Emission allowance prices hit new records
The contrast is stark, with European emission allowance prices leaping from €19 per tonne in last year’s survey timeframe to €40/t during this year’s survey. The views expressed back in March/April, and the developments since then, show just how rapid and steep the price rally is. Prices are currently trading around €50/t, exceeding market expectations. Less than a fifth of respondents expected such levels this year, and one third eyed €50 for 2022.
Our annual survey collects input from a wide range of market participants and observers, and since 2012 we have included a subset of in-depth questions to emitters – the core stakeholders – to understand how they are affected by being subject to an ETS.
A much higher share now say it drives carbon abatement in their company, that it is detrimental to their competitiveness, and that it is a decisive factor for investment decisions. A record-high 63% of polled emitters now consider the EU ETS as a decisive factor for investment decisions. We believe the survey results reflect a much higher cost awareness among European utilities and industries following the last months’ steep rise in the price of emissions allowances, and signals confidence in climate ambition and the emissions trading system as such.
Note that there were over 300 survey respondents overall, with nearly half answering questions specific to the EU ETS but fewer than one-quarter of those being covered emitters.
“To what extent has the EU ETS caused your company to reduce emissions?”
“How do you perceive the impact of the EU ETS on your competitiveness, compared with other factors?”
China to start trading of emission allowances
Beyond European carbon trading, the survey revealed expectations for a national carbon market in China. The world’s largest emitter has had regional pilot ETSs (currently eight of them) for years, and the long-planned national carbon market has launched this year and will begin trading in June.
As for what that price might be, a weighted average of responses to our survey question about Chinese allowance price ranges ended up at 37.7 CNY (€4.8) over the first trading year, higher than the €4.2 respondents expected in 2020 and much higher than the €1.9 they expected in 2019.
The national ETS covers only the electricity-generators for now but is slated to grow in scope with seven other sectors to be added over the next five years. The Chinese Ministry of Ecology and Environment recently signaled the start of benchmark calculation for the cement sector, indicating that it could be soon be included.
Three quarters of respondents think metals (specifically iron and steel manufacturing) will be added next, possibly reflecting concern about Europe’s proposed Carbon Border Adjustment Mechanism (CBAM) will affect imports of those products to the extent that they are not covered by a carbon price in China.
“Currently, the national ETS covers only the power sector. Other sectors are set to be phased in gradually.
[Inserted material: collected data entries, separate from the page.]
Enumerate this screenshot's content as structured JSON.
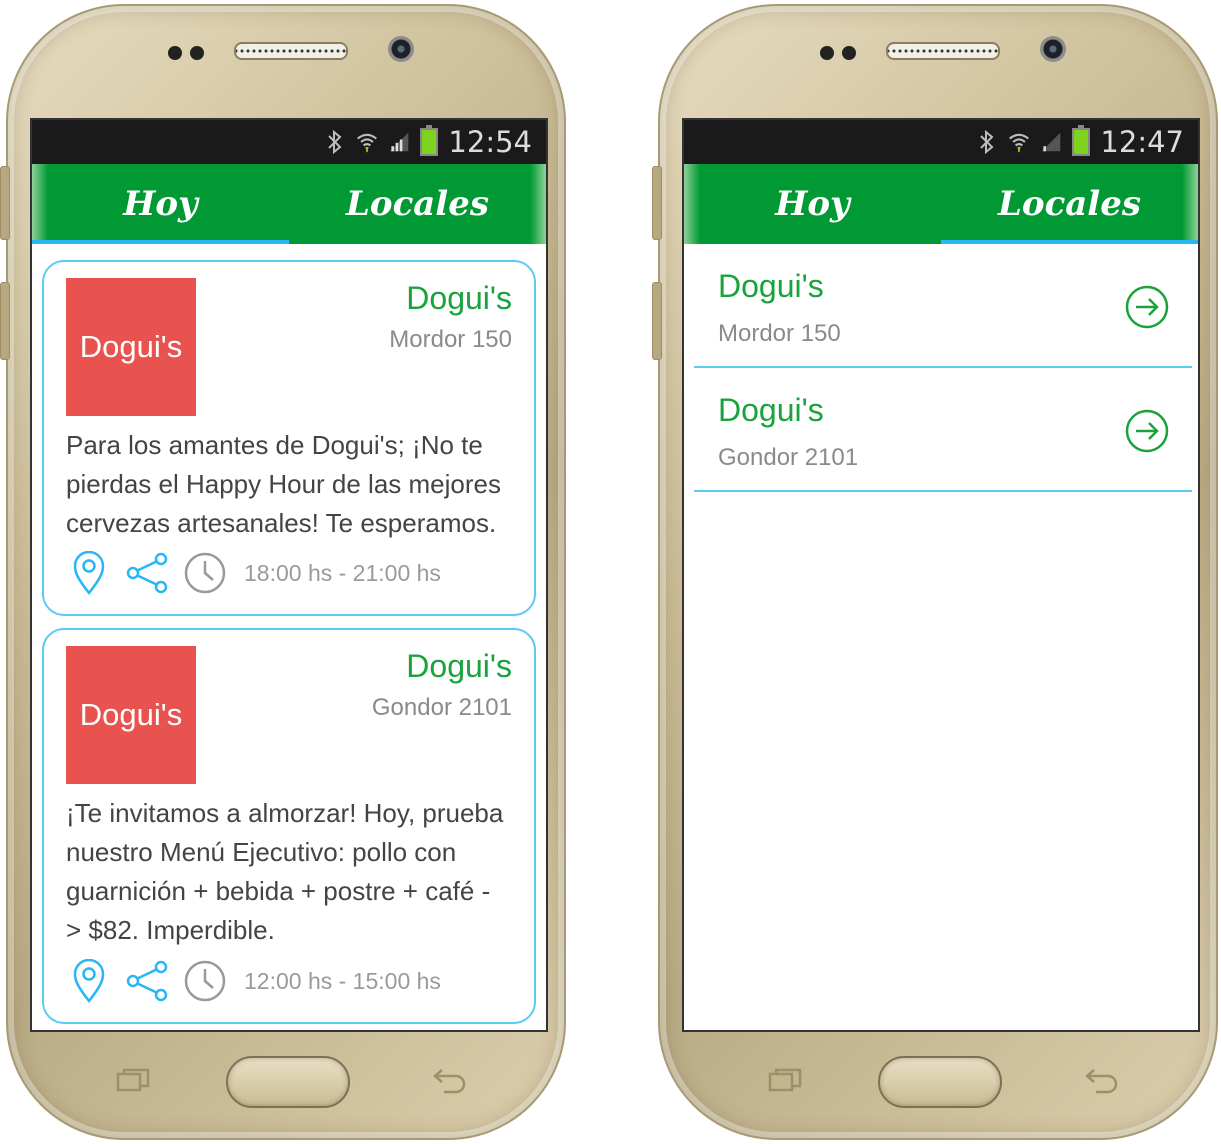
{
  "left_phone": {
    "status": {
      "time": "12:54"
    },
    "tabs": [
      {
        "label": "Hoy",
        "selected": true
      },
      {
        "label": "Locales",
        "selected": false
      }
    ],
    "cards": [
      {
        "logo_text": "Dogui's",
        "name": "Dogui's",
        "address": "Mordor 150",
        "description": "Para los amantes de Dogui's; ¡No te pierdas el Happy Hour de las mejores cervezas artesanales! Te esperamos.",
        "time_range": "18:00 hs - 21:00 hs"
      },
      {
        "logo_text": "Dogui's",
        "name": "Dogui's",
        "address": "Gondor 2101",
        "description": "¡Te invitamos a almorzar! Hoy, prueba nuestro Menú Ejecutivo: pollo con guarnición + bebida + postre + café -> $82. Imperdible.",
        "time_range": "12:00 hs - 15:00 hs"
      }
    ]
  },
  "right_phone": {
    "status": {
      "time": "12:47"
    },
    "tabs": [
      {
        "label": "Hoy",
        "selected": false
      },
      {
        "label": "Locales",
        "selected": true
      }
    ],
    "locales": [
      {
        "name": "Dogui's",
        "address": "Mordor 150"
      },
      {
        "name": "Dogui's",
        "address": "Gondor 2101"
      }
    ]
  },
  "colors": {
    "app_bar": "#009933",
    "tab_indicator": "#29b6f6",
    "accent_green": "#1aa33a",
    "card_border": "#5ccbf0",
    "logo_bg": "#e8524f"
  },
  "icons": [
    "bluetooth-icon",
    "wifi-icon",
    "signal-icon",
    "battery-icon",
    "location-pin-icon",
    "share-icon",
    "clock-icon",
    "arrow-circle-right-icon",
    "recent-apps-icon",
    "back-icon"
  ]
}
Which of the following sectors do you think will be added first?” N=55 for a total of 171 entries
Overall, 86 of the 303 total survey respondents said they follow/are involved in Chinese emissions trading – this makes China the second biggest response category after Europe, followed by ESG at 80 responses.
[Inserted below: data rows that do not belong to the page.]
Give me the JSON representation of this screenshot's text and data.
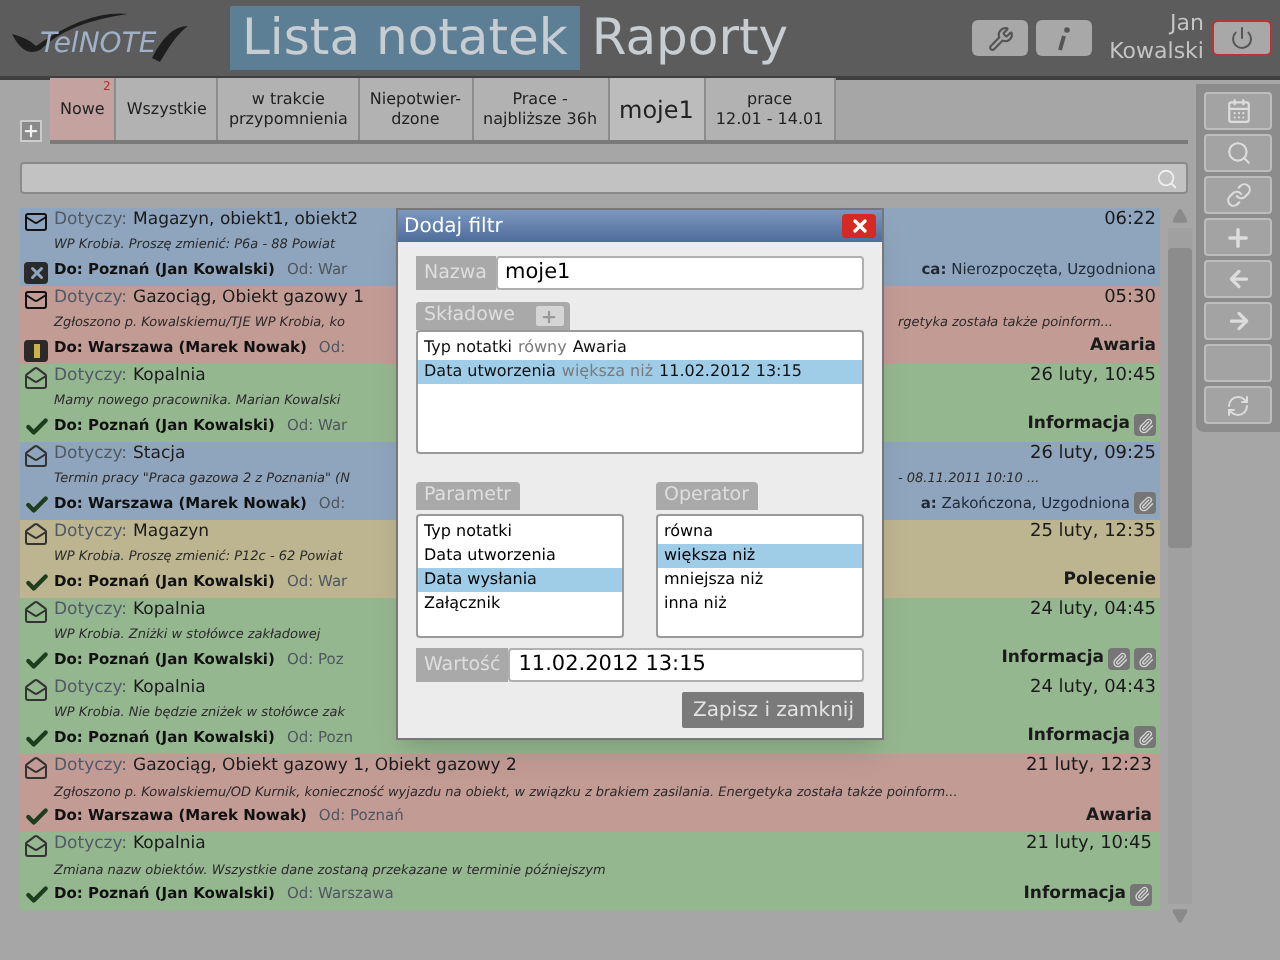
{
  "header": {
    "logo_text": "TelNOTE",
    "nav": [
      {
        "label": "Lista notatek",
        "selected": true
      },
      {
        "label": "Raporty",
        "selected": false
      }
    ],
    "user_name": "Jan Kowalski"
  },
  "tabs": [
    {
      "label": "Nowe",
      "badge": "2",
      "color": "#c4a2a0",
      "selected": false
    },
    {
      "label": "Wszystkie",
      "selected": false
    },
    {
      "label": "w trakcie\nprzypomnienia",
      "selected": false
    },
    {
      "label": "Niepotwier-\ndzone",
      "selected": false
    },
    {
      "label": "Prace -\nnajbliższe 36h",
      "selected": false
    },
    {
      "label": "moje1",
      "selected": true
    },
    {
      "label": "prace\n12.01 - 14.01",
      "selected": false
    }
  ],
  "notes": [
    {
      "color": "#8fa5bd",
      "read": false,
      "kind": "cancel",
      "covered_by_dialog": true,
      "subject_label": "Dotyczy:",
      "subject": "Magazyn, obiekt1, obiekt2",
      "preview": "WP Krobia.  Proszę zmienić: P6a - 88  Powiat",
      "to": "Do: Poznań (Jan Kowalski)",
      "from": "Od: War",
      "time": "06:22",
      "state": "**ca:** Nierozpoczęta, Uzgodniona"
    },
    {
      "color": "#c39b95",
      "read": false,
      "kind": "alert",
      "covered_by_dialog": true,
      "subject_label": "Dotyczy:",
      "subject": "Gazociąg, Obiekt gazowy 1",
      "preview": "Zgłoszono p. Kowalskiemu/TJE WP Krobia, ko",
      "to": "Do: Warszawa (Marek Nowak)",
      "from": "Od:",
      "time": "05:30",
      "preview_tail": "rgetyka została także poinform...",
      "type": "Awaria"
    },
    {
      "color": "#95b78f",
      "read": true,
      "kind": "done",
      "covered_by_dialog": true,
      "subject_label": "Dotyczy:",
      "subject": "Kopalnia",
      "preview": "Mamy nowego pracownika. Marian Kowalski",
      "to": "Do: Poznań (Jan Kowalski)",
      "from": "Od: War",
      "time": "26 luty, 10:45",
      "type": "Informacja",
      "attachments": [
        {
          "kind": "file"
        }
      ]
    },
    {
      "color": "#8fa5bd",
      "read": true,
      "kind": "done",
      "covered_by_dialog": true,
      "subject_label": "Dotyczy:",
      "subject": "Stacja",
      "preview": "Termin pracy \"Praca gazowa 2 z Poznania\" (N",
      "to": "Do: Warszawa (Marek Nowak)",
      "from": "Od:",
      "time": "26 luty, 09:25",
      "preview_tail": "- 08.11.2011 10:10 ...",
      "state": "**a:** Zakończona, Uzgodniona",
      "attachments": [
        {
          "kind": "file"
        }
      ]
    },
    {
      "color": "#bdb58f",
      "read": true,
      "kind": "done",
      "covered_by_dialog": true,
      "subject_label": "Dotyczy:",
      "subject": "Magazyn",
      "preview": "WP Krobia.  Proszę zmienić: P12c - 62  Powiat",
      "to": "Do: Poznań (Jan Kowalski)",
      "from": "Od: War",
      "time": "25 luty, 12:35",
      "type": "Polecenie"
    },
    {
      "color": "#95b78f",
      "read": true,
      "kind": "done",
      "covered_by_dialog": true,
      "subject_label": "Dotyczy:",
      "subject": "Kopalnia",
      "preview": "WP Krobia.  Zniżki w stołówce zakładowej",
      "to": "Do: Poznań (Jan Kowalski)",
      "from": "Od: Poz",
      "time": "24 luty, 04:45",
      "type": "Informacja",
      "attachments": [
        {
          "kind": "file"
        },
        {
          "kind": "file"
        }
      ]
    },
    {
      "color": "#95b78f",
      "read": true,
      "kind": "done",
      "covered_by_dialog": true,
      "subject_label": "Dotyczy:",
      "subject": "Kopalnia",
      "preview": "WP Krobia.  Nie będzie zniżek w stołówce zak",
      "to": "Do: Poznań (Jan Kowalski)",
      "from": "Od: Pozn",
      "time": "24 luty, 04:43",
      "type": "Informacja",
      "attachments": [
        {
          "kind": "file"
        }
      ]
    },
    {
      "color": "#c39b95",
      "read": true,
      "kind": "done",
      "covered_by_dialog": false,
      "subject_label": "Dotyczy:",
      "subject": "Gazociąg, Obiekt gazowy 1, Obiekt gazowy 2",
      "preview": "Zgłoszono p. Kowalskiemu/OD Kurnik, konieczność wyjazdu na obiekt, w związku z brakiem zasilania. Energetyka została także poinform...",
      "to": "Do: Warszawa (Marek Nowak)",
      "from": "Od: Poznań",
      "time": "21 luty, 12:23",
      "type": "Awaria"
    },
    {
      "color": "#95b78f",
      "read": true,
      "kind": "done",
      "covered_by_dialog": false,
      "subject_label": "Dotyczy:",
      "subject": "Kopalnia",
      "preview": "Zmiana nazw obiektów. Wszystkie dane zostaną przekazane w terminie późniejszym",
      "to": "Do: Poznań (Jan Kowalski)",
      "from": "Od: Warszawa",
      "time": "21 luty, 10:45",
      "type": "Informacja",
      "attachments": [
        {
          "kind": "file"
        }
      ]
    }
  ],
  "dialog": {
    "title": "Dodaj filtr",
    "name_label": "Nazwa",
    "name_value": "moje1",
    "components_label": "Składowe",
    "components": [
      {
        "parameter": "Typ notatki",
        "operator": "równy",
        "value": "Awaria",
        "selected": false
      },
      {
        "parameter": "Data utworzenia",
        "operator": "większa niż",
        "value": "11.02.2012 13:15",
        "selected": true
      }
    ],
    "parameter_label": "Parametr",
    "parameters": [
      {
        "label": "Typ notatki",
        "selected": false
      },
      {
        "label": "Data utworzenia",
        "selected": false
      },
      {
        "label": "Data wysłania",
        "selected": true
      },
      {
        "label": "Załącznik",
        "selected": false
      }
    ],
    "operator_label": "Operator",
    "operators": [
      {
        "label": "równa",
        "selected": false
      },
      {
        "label": "większa niż",
        "selected": true
      },
      {
        "label": "mniejsza niż",
        "selected": false
      },
      {
        "label": "inna niż",
        "selected": false
      }
    ],
    "value_label": "Wartość",
    "value": "11.02.2012 13:15",
    "save_button": "Zapisz i zamknij"
  }
}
Many respondents follow/are involved in more than one market, and that their market involvement does not necessarily coincide with where they are located. Some 159 respondents are based in a European country, but many outside the EU are following the EU ETS and vice-versa.
Questions specific to the two North American carbon markets (the WCI and RGGI) garnered only few responses, mainly on prices (they’re expected to go up) and whether new jurisdictions will be added (most say no).
Responses to questions about South Korea’s national carbon market (the KETS) indicate a bearish price outlook for 2021, with expectations that per tonne prices will stay at their current level of 18,000 won/t (~€13/t). Meanwhile, those for New Zealand’s ET see prices rising into the NZ$40-45/t (~€24-27/t) range.
Voluntary market biggest demand source for carbon offsets
The survey also covered the nascent market for climate offsets to be used by airlines for compliance with the CORSIA programme set up by the International Civil Aviation Organisation to offset increased emissions from international aviation. Most respondents don’t expect there to be enough demand for that market to be “tight” until at least 2024 or later.
The other survey category dealing with offsets is the set of questions on environmental, social, and governance (ESG) factors in companies. This ESG section is relatively new to our survey, which featured questions about voluntary carbon markets for the second time this year.
Over 200 respondents answered our question about measures that. their organisation is taking to reduce its emissions on a voluntary basis – of those, fewer than 50 said purchasing climate offsets is among them.
However, opinions on offsetting in general were largely positive. Nearly 80 percent agreed with the idea that offsetting allows companies that do not emit GHGs to contribute to emission reductions, while nearly 60 percent of the respondent pool disagreed with the notion that offsetting is “pure greenwashing”.
“To what extent do you agree with the following statements on carbon offsetting?” N=193
The survey section on international trading of carbon offsets (including questions about the fate of the UN’s Paris Agreement) reveals that voluntary purchases by companies are expected to be the largest source of demand for carbon offsets in the coming years, ahead of expected demand from emission trading systems and from CORSIA.